Alize le Roux, a senior researcher for African Futures and Innovation at the Institute of Security Studies (ISS), revealed this in a presentation on Tuesday during a virtual discussion titled: "What is Southern Africa's plan for the climate crisis?"

In her presentation, she also said there were 606 water-related disasters in the same period that led to loss of life, displacement, and the destruction of infrastructure and economic activities.

"In these four decades, SADC (the Southern African Development Community) has seen about 606 what we call hydro-metrological disasters. These are events where people have lost their lives, [have been] displaced, or there has been significant infrastructure damage," she said.

In recent times, Cyclone Idai of 2019 was recorded as one of the worst tropical cyclones to affect Africa and the Southern hemisphere. It caused a humanitarian crisis that stretched from Madagascar, Mozambique, Malawi and Zimbabwe, leaving 1 300 people dead and many more missing, and directly affecting three-million people.
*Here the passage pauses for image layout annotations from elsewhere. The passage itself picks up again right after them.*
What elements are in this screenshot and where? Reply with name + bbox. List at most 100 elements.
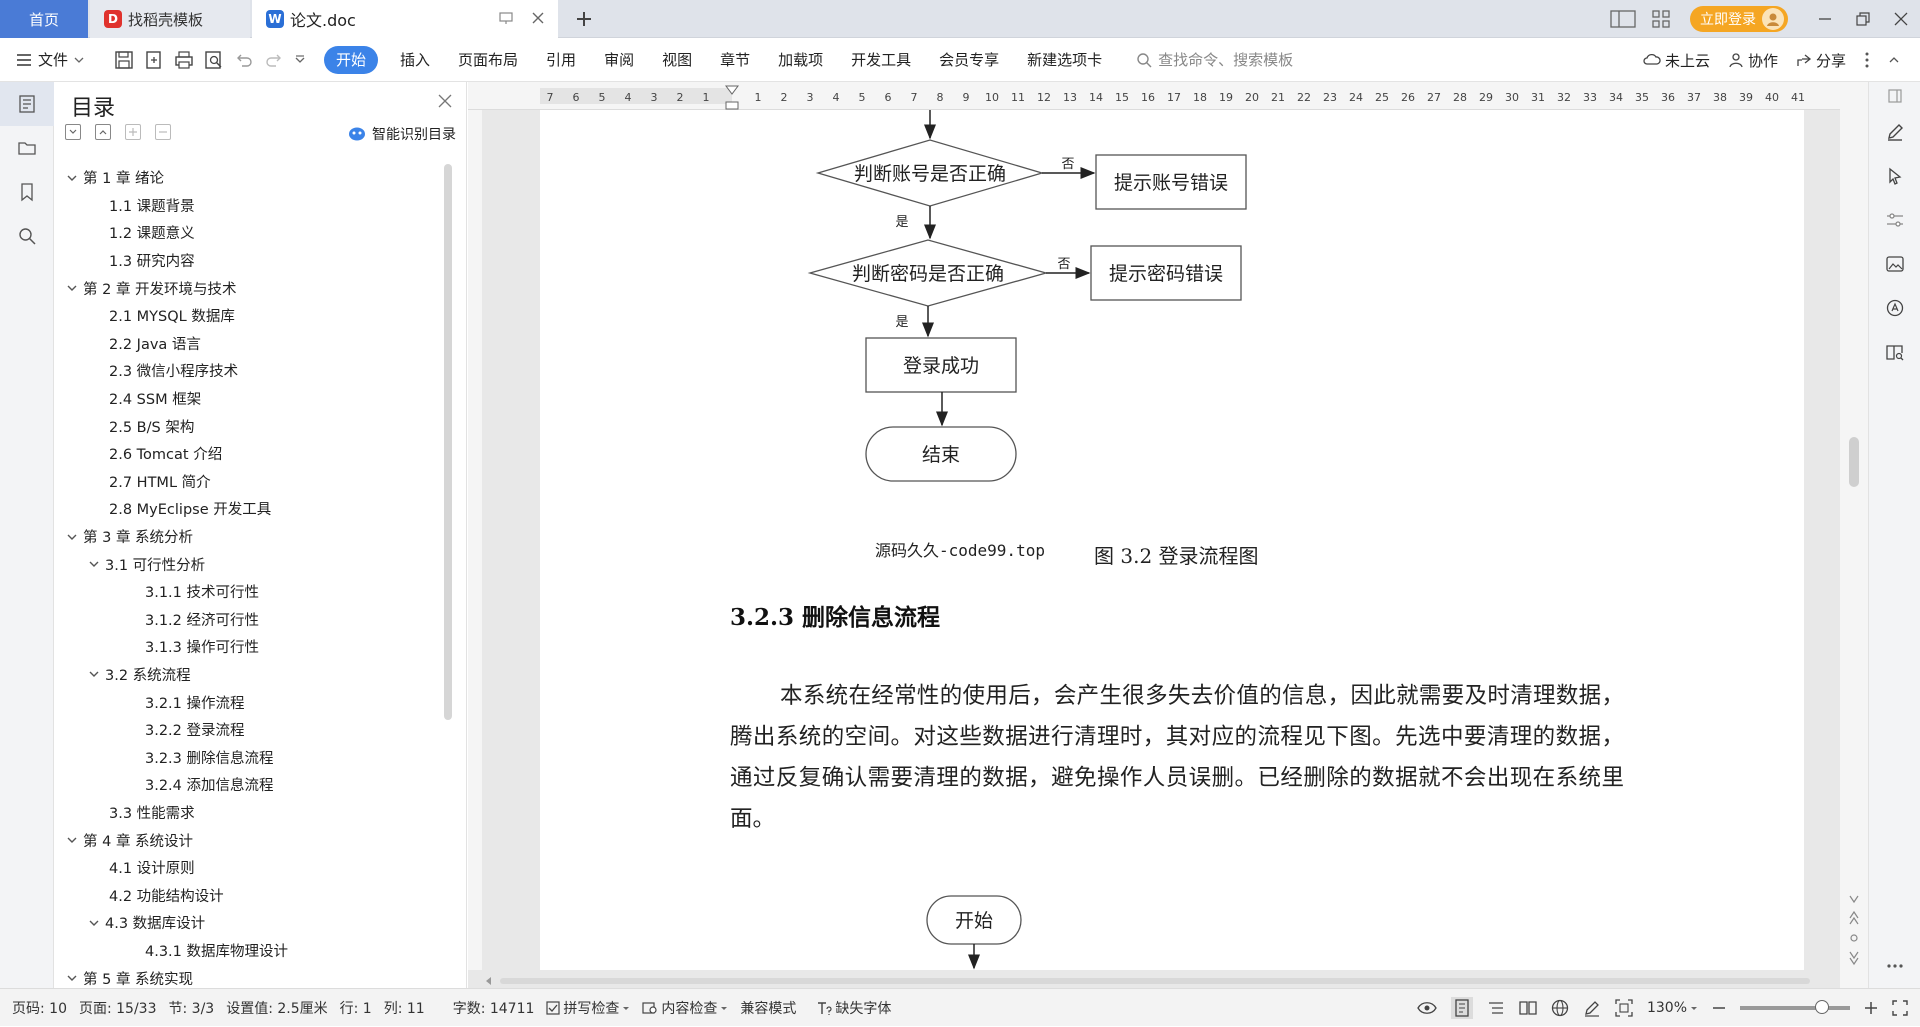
more-vertical-icon[interactable] [1864,51,1870,69]
status-words[interactable]: 字数: 14711 [453,998,535,1018]
chevron-down-icon[interactable] [65,282,79,294]
menu-start[interactable]: 开始 [324,45,379,74]
zoom-out-icon[interactable] [1712,1001,1726,1015]
toc-item[interactable]: 3.1.3 操作可行性 [55,633,447,661]
tab-home[interactable]: 首页 [0,0,88,38]
apps-grid-icon[interactable] [1642,0,1680,38]
menu-review[interactable]: 审阅 [590,45,648,75]
reader-tool-button[interactable] [1869,330,1920,374]
toc-item[interactable]: 3.3 性能需求 [55,799,447,827]
file-menu[interactable]: 文件 [0,49,110,70]
chevron-down-icon[interactable] [87,917,101,929]
chevron-down-icon[interactable] [65,834,79,846]
toc-item[interactable]: 3.2 系统流程 [55,661,447,689]
toc-item[interactable]: 3.2.4 添加信息流程 [55,771,447,799]
eye-protection-icon[interactable] [1417,1001,1437,1015]
layout-icon[interactable] [1604,0,1642,38]
vertical-scrollbar[interactable] [1840,82,1868,988]
toc-item[interactable]: 第 4 章 系统设计 [55,826,447,854]
menu-references[interactable]: 引用 [532,45,590,75]
toc-item[interactable]: 2.6 Tomcat 介绍 [55,440,447,468]
toc-item[interactable]: 2.5 B/S 架构 [55,412,447,440]
toc-panel-button[interactable] [0,82,54,126]
page-view-icon[interactable] [1450,997,1473,1019]
settings-tool-button[interactable] [1869,198,1920,242]
toc-item[interactable]: 4.1 设计原则 [55,854,447,882]
pin-icon[interactable] [498,10,514,26]
chevron-down-icon[interactable] [87,558,101,570]
tab-template[interactable]: D 找稻壳模板 [90,0,250,38]
edit-tool-button[interactable] [1869,110,1920,154]
toc-item[interactable]: 4.3 数据库设计 [55,909,447,937]
smart-toc-button[interactable]: 智能识别目录 [348,124,456,144]
command-search[interactable]: 查找命令、搜索模板 [1136,49,1293,70]
cloud-status[interactable]: 未上云 [1643,50,1710,71]
fit-window-icon[interactable] [1615,999,1633,1017]
ai-tool-button[interactable] [1869,286,1920,330]
document-page[interactable]: 判断账号是否正确 否 提示账号错误 是 判断密码是否正确 否 提示密码错误 是 … [540,110,1804,970]
expand-all-icon[interactable] [65,124,81,140]
menu-member[interactable]: 会员专享 [925,45,1013,75]
chevron-down-icon[interactable] [65,172,79,184]
print-preview-icon[interactable] [204,50,224,70]
print-icon[interactable] [174,50,194,70]
horizontal-ruler[interactable]: 7 6 5 4 3 2 1 1 2 3 4 5 6 7 8 9 10 11 12 13 14 15 16 17 18 19 20 21… [468,82,1868,110]
web-view-icon[interactable] [1551,999,1569,1017]
export-icon[interactable] [144,50,164,70]
collapse-all-icon[interactable] [95,124,111,140]
redo-icon[interactable] [264,50,284,70]
zoom-slider-knob[interactable] [1814,1000,1829,1014]
toc-item[interactable]: 1.2 课题意义 [55,219,447,247]
add-heading-icon[interactable] [125,124,141,140]
spell-check-button[interactable]: 拼写检查 [546,998,630,1018]
share-button[interactable]: 分享 [1796,50,1846,71]
toc-item[interactable]: 2.2 Java 语言 [55,330,447,358]
menu-chapter[interactable]: 章节 [706,45,764,75]
horizontal-scrollbar[interactable] [484,976,1854,986]
collab-button[interactable]: 协作 [1728,50,1778,71]
close-icon[interactable] [438,94,452,108]
restore-icon[interactable] [1844,0,1882,38]
collapse-ribbon-icon[interactable] [1888,54,1900,66]
toc-item[interactable]: 2.8 MyEclipse 开发工具 [55,495,447,523]
menu-new-tab[interactable]: 新建选项卡 [1013,45,1116,75]
zoom-level[interactable]: 130% [1647,1000,1698,1016]
fullscreen-icon[interactable] [1892,1000,1908,1016]
chevron-down-icon[interactable] [87,668,101,680]
toc-item[interactable]: 第 1 章 绪论 [55,164,447,192]
image-tool-button[interactable] [1869,242,1920,286]
toc-item[interactable]: 4.2 功能结构设计 [55,881,447,909]
chevron-down-icon[interactable] [65,531,79,543]
find-button[interactable] [0,214,54,258]
chevron-down-icon[interactable] [65,972,79,984]
toc-item[interactable]: 3.1.1 技术可行性 [55,578,447,606]
menu-addins[interactable]: 加载项 [764,45,837,75]
zoom-slider[interactable] [1740,1000,1850,1014]
new-tab-icon[interactable] [572,7,596,31]
toc-item[interactable]: 3.2.2 登录流程 [55,716,447,744]
zoom-in-icon[interactable] [1864,1001,1878,1015]
reading-view-icon[interactable] [1519,999,1537,1017]
toc-item[interactable]: 3.2.1 操作流程 [55,688,447,716]
toc-scrollbar[interactable] [444,164,452,720]
undo-icon[interactable] [234,50,254,70]
nav-pane-button[interactable] [0,126,54,170]
vertical-ruler[interactable] [468,110,482,970]
expand-panel-button[interactable] [1869,82,1920,110]
more-tools-button[interactable] [1869,944,1920,988]
menu-developer[interactable]: 开发工具 [837,45,925,75]
login-button[interactable]: 立即登录 [1690,6,1788,32]
customize-quickbar-icon[interactable] [294,54,306,66]
menu-page-layout[interactable]: 页面布局 [444,45,532,75]
toc-item[interactable]: 2.3 微信小程序技术 [55,357,447,385]
close-window-icon[interactable] [1882,0,1920,38]
toc-item[interactable]: 4.3.1 数据库物理设计 [55,937,447,965]
toc-item[interactable]: 3.1.2 经济可行性 [55,606,447,634]
toc-item[interactable]: 1.3 研究内容 [55,247,447,275]
missing-font-button[interactable]: 缺失字体 [816,998,891,1018]
save-icon[interactable] [114,50,134,70]
close-tab-icon[interactable] [530,10,546,26]
toc-item[interactable]: 3.1 可行性分析 [55,550,447,578]
toc-item[interactable]: 2.4 SSM 框架 [55,385,447,413]
menu-insert[interactable]: 插入 [386,45,444,75]
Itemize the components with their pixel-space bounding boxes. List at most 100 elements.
Painting a bigger picture of disasters since 1980, Le Roux said "about 170-million people have been directly affected in the past four decades" and about 2.7-million people have been left homeless.

"We are expecting the damages would have exceeded $40-billion by now," Le Roux said.
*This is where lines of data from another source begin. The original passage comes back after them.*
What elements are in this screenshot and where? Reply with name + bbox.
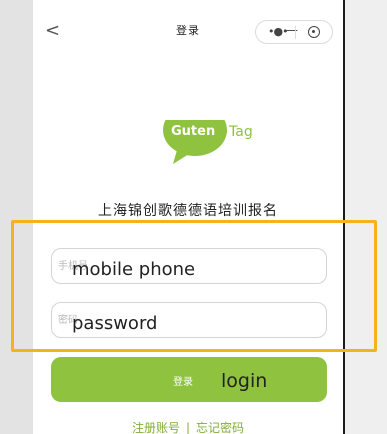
- guten-tag-logo: Guten Tag: [163, 120, 253, 164]
- login-button[interactable]: 登录 login: [51, 357, 327, 402]
- school-name: 上海锦创歌德德语培训报名: [98, 203, 278, 219]
- right-background: [343, 0, 387, 434]
- login-label: 登录: [173, 377, 193, 388]
- highlight-box: [11, 220, 377, 352]
- left-background: [0, 0, 33, 434]
- window-edge: [343, 0, 345, 434]
- forgot-password-link[interactable]: 忘记密码: [196, 419, 244, 434]
- register-link[interactable]: 注册账号: [132, 419, 180, 434]
- capsule-divider: [295, 26, 296, 39]
- minimize-icon[interactable]: —: [285, 23, 298, 38]
- login-annotation: login: [221, 370, 268, 392]
- logo-text-tag: Tag: [228, 124, 253, 140]
- close-icon[interactable]: [308, 26, 320, 38]
- mini-program-window: < 登录 •●• — Guten Tag 上海锦创歌德德语培训报名 手机号 mo…: [33, 0, 343, 434]
- capsule-menu: •●• —: [255, 20, 333, 44]
- logo-text-guten: Guten: [171, 124, 215, 139]
- footer-divider: |: [185, 421, 191, 434]
- footer-links: 注册账号 | 忘记密码: [33, 419, 343, 434]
She also said water was the "Achilles' heel" of Southern Africa.

"Ninety percent of people who've been affected in SADC, requiring urgent assistance is because of either too much or too little water. Three hundred and fourteen flooding events (since 1980) and around 102 droughts have struck the area," she said.

According to ReliefWeb, a humanitarian aid monitoring institution, at least 21 people were killed in Mozambique last year, and an estimated 125 000 others were affected by the impact of storms through flooding.
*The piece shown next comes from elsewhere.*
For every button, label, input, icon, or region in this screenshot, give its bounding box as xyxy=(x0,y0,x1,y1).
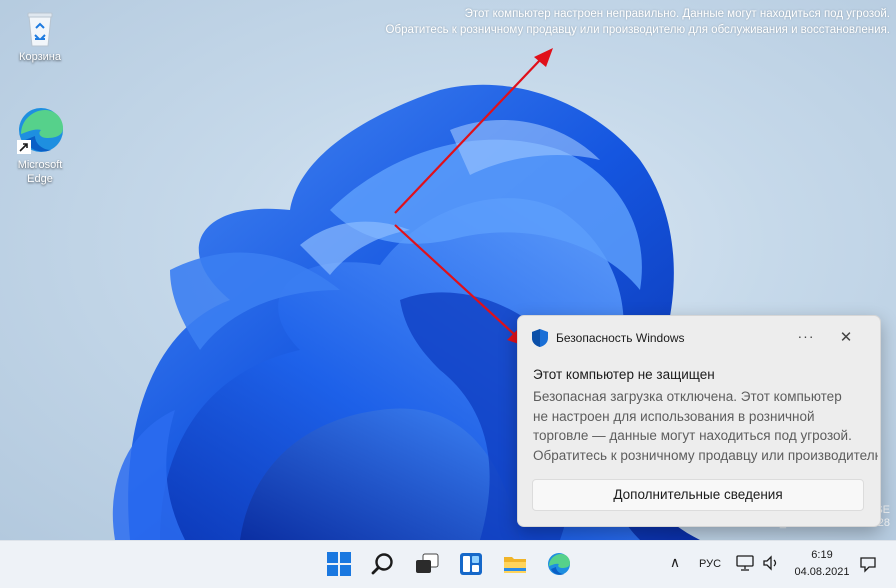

"The fact that Mozambique shares nine international river basins with South Africa, Zimbabwe and Zambia contributes toward their flooding incidents," she said.

Cyclones will continue to be a problem for Southern Africa as they become more in frequency and severity. 

"What climate change does to these spectra is that it increases the footprint of these natural hazards but it also increases the frequency and it also increases the magnitude and severity of these hazards," she said.

Since cyclones feed on hot air, and temperatures are on the rise due to global warming, there are dangers of bigger destruction to infrastructure, loss of life and economic activity in the region.